Durante séculos, inúmeros matemáticos tentaram estabelecer de forma rigorosa e inequívoca os axiomas necessários para construir sobre eles toda a Matemática. Hilbert, no começo do século XX, formulou o conhecido “Programa de Hilbert” que propunha solucionar e clarificar as fundações de toda a Matemática. O objectivo era “reduzir” todas as teorias matemáticas a uma lista bem definida de axiomas que pudessem ser provados em sistemas mais simples (em última instância, tudo se reduziria a simples aritmética).

Os Teoremas de Gödel vieram explicar o porquê de até aí ninguém ter conseguido achar a solução para o Programa de Hilbert: tratava-se de uma missão impossível. Os Teoremas da Incompletude assertam que a Matemática é essencialmente e necessariamente incompleta.
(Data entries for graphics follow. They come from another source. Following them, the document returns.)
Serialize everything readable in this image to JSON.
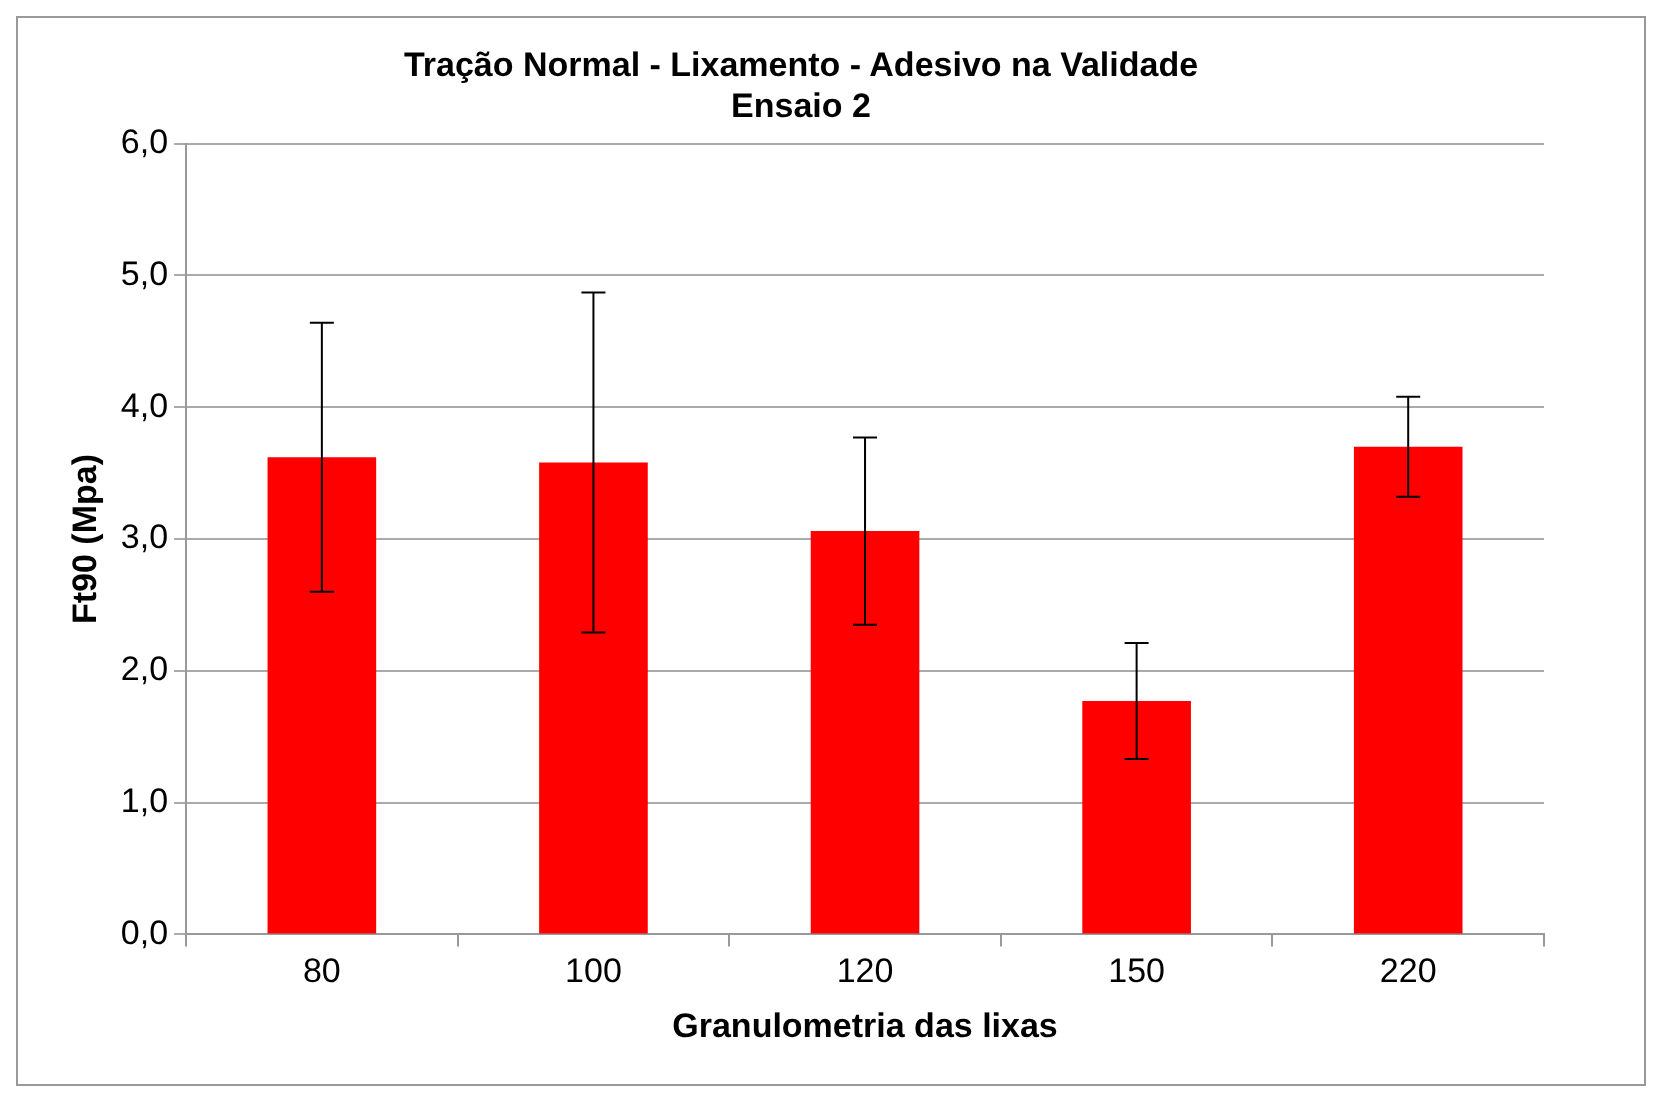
{
  "chart_data": {
    "type": "bar",
    "title": [
      "Tração Normal - Lixamento - Adesivo na Validade",
      "Ensaio 2"
    ],
    "xlabel": "Granulometria das lixas",
    "ylabel": "Ft90 (Mpa)",
    "categories": [
      "80",
      "100",
      "120",
      "150",
      "220"
    ],
    "values": [
      3.62,
      3.58,
      3.06,
      1.77,
      3.7
    ],
    "errors": [
      1.02,
      1.29,
      0.71,
      0.44,
      0.38
    ],
    "color": "#ff0000",
    "ylim": [
      0,
      6
    ],
    "yticks": [
      {
        "value": 0,
        "label": "0,0"
      },
      {
        "value": 1,
        "label": "1,0"
      },
      {
        "value": 2,
        "label": "2,0"
      },
      {
        "value": 3,
        "label": "3,0"
      },
      {
        "value": 4,
        "label": "4,0"
      },
      {
        "value": 5,
        "label": "5,0"
      },
      {
        "value": 6,
        "label": "6,0"
      }
    ],
    "grid": "y",
    "legend": false
  }
}
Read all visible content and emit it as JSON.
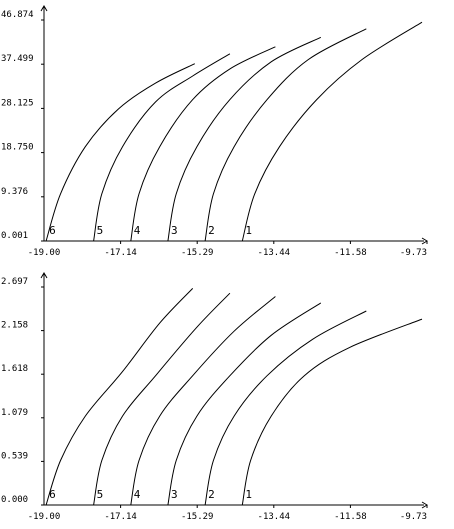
{
  "chart_data": [
    {
      "type": "line",
      "xlim": [
        -19.0,
        -9.73
      ],
      "ylim": [
        0.001,
        46.874
      ],
      "x_ticks": [
        "-19.00",
        "-17.14",
        "-15.29",
        "-13.44",
        "-11.58",
        "-9.73"
      ],
      "y_ticks": [
        "0.001",
        "9.376",
        "18.750",
        "28.125",
        "37.499",
        "46.874"
      ],
      "grid": false,
      "series": [
        {
          "name": "1",
          "x": [
            -14.2,
            -13.9,
            -13.3,
            -12.4,
            -11.3,
            -9.85
          ],
          "y": [
            0.001,
            10.0,
            20.0,
            30.0,
            38.5,
            46.4
          ]
        },
        {
          "name": "2",
          "x": [
            -15.1,
            -14.9,
            -14.4,
            -13.6,
            -12.6,
            -11.2
          ],
          "y": [
            0.001,
            10.0,
            20.0,
            30.0,
            38.5,
            45.0
          ]
        },
        {
          "name": "3",
          "x": [
            -16.0,
            -15.8,
            -15.3,
            -14.5,
            -13.5,
            -12.3
          ],
          "y": [
            0.001,
            10.0,
            20.0,
            30.0,
            38.0,
            43.2
          ]
        },
        {
          "name": "4",
          "x": [
            -16.9,
            -16.7,
            -16.2,
            -15.4,
            -14.5,
            -13.4
          ],
          "y": [
            0.001,
            10.0,
            20.0,
            30.0,
            36.5,
            41.2
          ]
        },
        {
          "name": "5",
          "x": [
            -17.8,
            -17.6,
            -17.1,
            -16.3,
            -15.4,
            -14.5
          ],
          "y": [
            0.001,
            10.0,
            20.0,
            29.5,
            35.0,
            39.7
          ]
        },
        {
          "name": "6",
          "x": [
            -18.95,
            -18.6,
            -18.0,
            -17.2,
            -16.3,
            -15.35
          ],
          "y": [
            0.001,
            10.0,
            20.0,
            28.0,
            33.5,
            37.6
          ]
        }
      ]
    },
    {
      "type": "line",
      "xlim": [
        -19.0,
        -9.73
      ],
      "ylim": [
        0.0,
        2.697
      ],
      "x_ticks": [
        "-19.00",
        "-17.14",
        "-15.29",
        "-13.44",
        "-11.58",
        "-9.73"
      ],
      "y_ticks": [
        "0.000",
        "0.539",
        "1.079",
        "1.618",
        "2.158",
        "2.697"
      ],
      "grid": false,
      "series": [
        {
          "name": "1",
          "x": [
            -14.2,
            -14.0,
            -13.5,
            -12.7,
            -11.6,
            -9.85
          ],
          "y": [
            0.0,
            0.55,
            1.1,
            1.6,
            1.95,
            2.3
          ]
        },
        {
          "name": "2",
          "x": [
            -15.1,
            -14.9,
            -14.4,
            -13.6,
            -12.5,
            -11.2
          ],
          "y": [
            0.0,
            0.55,
            1.1,
            1.6,
            2.05,
            2.4
          ]
        },
        {
          "name": "3",
          "x": [
            -16.0,
            -15.8,
            -15.3,
            -14.5,
            -13.5,
            -12.3
          ],
          "y": [
            0.0,
            0.55,
            1.1,
            1.6,
            2.1,
            2.5
          ]
        },
        {
          "name": "4",
          "x": [
            -16.9,
            -16.7,
            -16.2,
            -15.4,
            -14.4,
            -13.4
          ],
          "y": [
            0.0,
            0.55,
            1.1,
            1.6,
            2.15,
            2.58
          ]
        },
        {
          "name": "5",
          "x": [
            -17.8,
            -17.6,
            -17.1,
            -16.3,
            -15.3,
            -14.5
          ],
          "y": [
            0.0,
            0.55,
            1.1,
            1.6,
            2.2,
            2.62
          ]
        },
        {
          "name": "6",
          "x": [
            -18.95,
            -18.6,
            -18.0,
            -17.1,
            -16.2,
            -15.4
          ],
          "y": [
            0.0,
            0.55,
            1.1,
            1.65,
            2.25,
            2.68
          ]
        }
      ]
    }
  ]
}
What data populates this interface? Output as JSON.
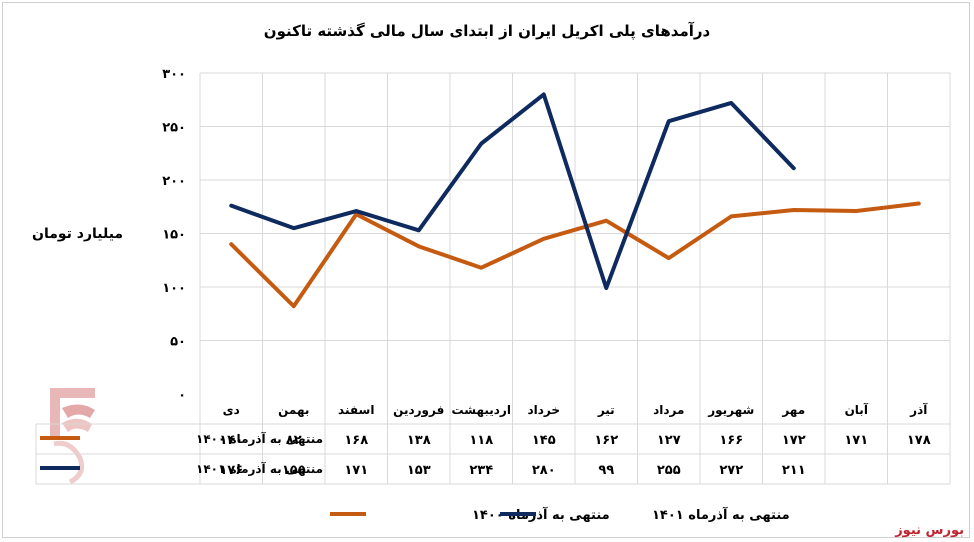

É sempre possível definir questões ou preposições dentro de um dado “sistema matemático” que não podem ser testadas em função dos axiomas que definem o sistema. Mais que isso, um “sistema matemático” não pode provar a sua própria consistência matemática, o que implica que também não possa ser usado para provar a consistência de outros. (É escusado referir que, infelizmente, não existe uma demonstração matemática do teorema que seja acessível ao comum dos mortais.)

O teorema em si não tem nada de paradoxal na sua essência, contudo, tal como outras noções que discuti nas outras partes deste artigo, delimita como que uma fronteira no nosso entendimento lógico do mundo das ideias. É importante referir, porém, que estes teoremas não se aplicam a todos os campos da Matemática: é possível provar a consistência de vários ramos (o próprio Gödel, por exemplo, antes de provar estes teoremas, provou a “completude” de sistemas de lógica de primeira ordem). (Peço desculpa por introduzir tantos termos técnicos que o leitor provavelmente desconhece: deixo-os apenas como um ponto de partida para que possa pesquisar um pouco mais sobre estes temas, caso tenha interesse.)

Para concretizar um pouco, nos seus teoremas Gödel escreveu em linguagem matemática a frase: “esta asserção não pode ser provada”, e demonstrou que de facto esta e outras asserções não podem ser provadas como verdadeiras.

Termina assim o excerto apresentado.